Soudain, j’ai entendu un bruyant fracas d’arbres secs cassés provenant du fond de la baie vers laquelle la femelle se dirigeait. Je savais cependant que le fracas provenait davantage de ma gauche que de la direction prise par la femelle et je n’ai eu aucun doute qu’il y avait un mâle sur place. Immédiatement, j’ai commencé une série d’appels d’un mâle qui se déplace, et encore une fois, j’ai entendu la bête casser une grosse branche. L’orignal ne répondait pas, mais j’ai constaté qu’il avançait vers moi rapidement. J’ai alors estimé qu’il devait alors se trouver à moins de 100 mètres de l’autre côté de la baie.
L’approche finale
L’approche finale est une expression utilisée par les guides et les chasseurs pour désigner la démarche à adopter au moment où un ou plusieurs orignaux se manifestent et progressent habituellement dans notre direction. Les chasseurs et les guides qui maîtrisent cette approche finale ont généralement de meilleures moyennes de récolte. Il est nettement plus facile d’obtenir des interactions de la part des orignaux que de réussir à les voir et pouvoir placer un tir mortel, surtout lors de chasses sous des couverts denses et avec des armes à courte portée.

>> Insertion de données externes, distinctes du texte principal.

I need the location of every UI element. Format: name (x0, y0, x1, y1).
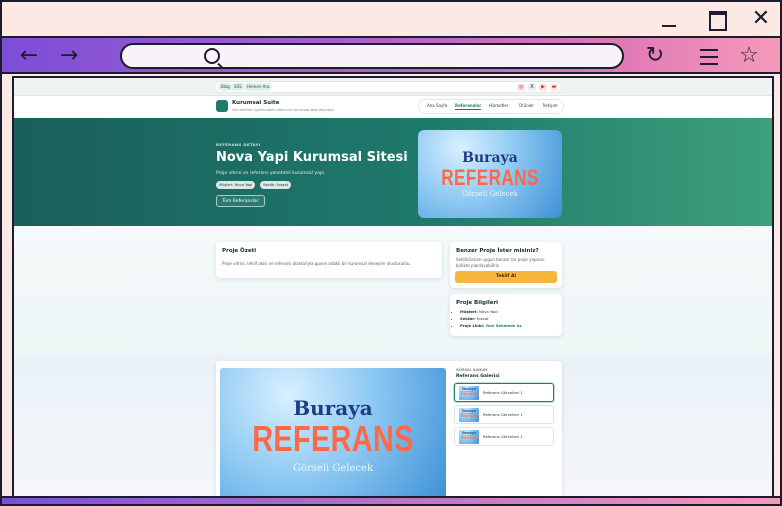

Bon nombre de chasseurs réussissent à obtenir des réponses et même approcher de très près des orignaux, ou les faire venir vers eux, sans jamais ou presque réussir à placer un tir. Ce qu’il faut savoir est que l’approche finale est nettement plus importante que tout autre moment à la chasse.
Les chasseurs et les guides qui maîtrisent cette approche finale ont généralement de meilleures moyennes de récolte.
Un scénario de longue durée
Ce que vous faites tout au long d’une journée de chasse peut avoir un impact sur d’éventuelles interactions avec des orignaux. De nos jours, la pression de chasse est forte, et ce, même à l’intérieur des couverts diurnes des orignaux. Pour augmenter vos taux de réussite en approche finale, il faut vous mettre dans la peau des bêtes.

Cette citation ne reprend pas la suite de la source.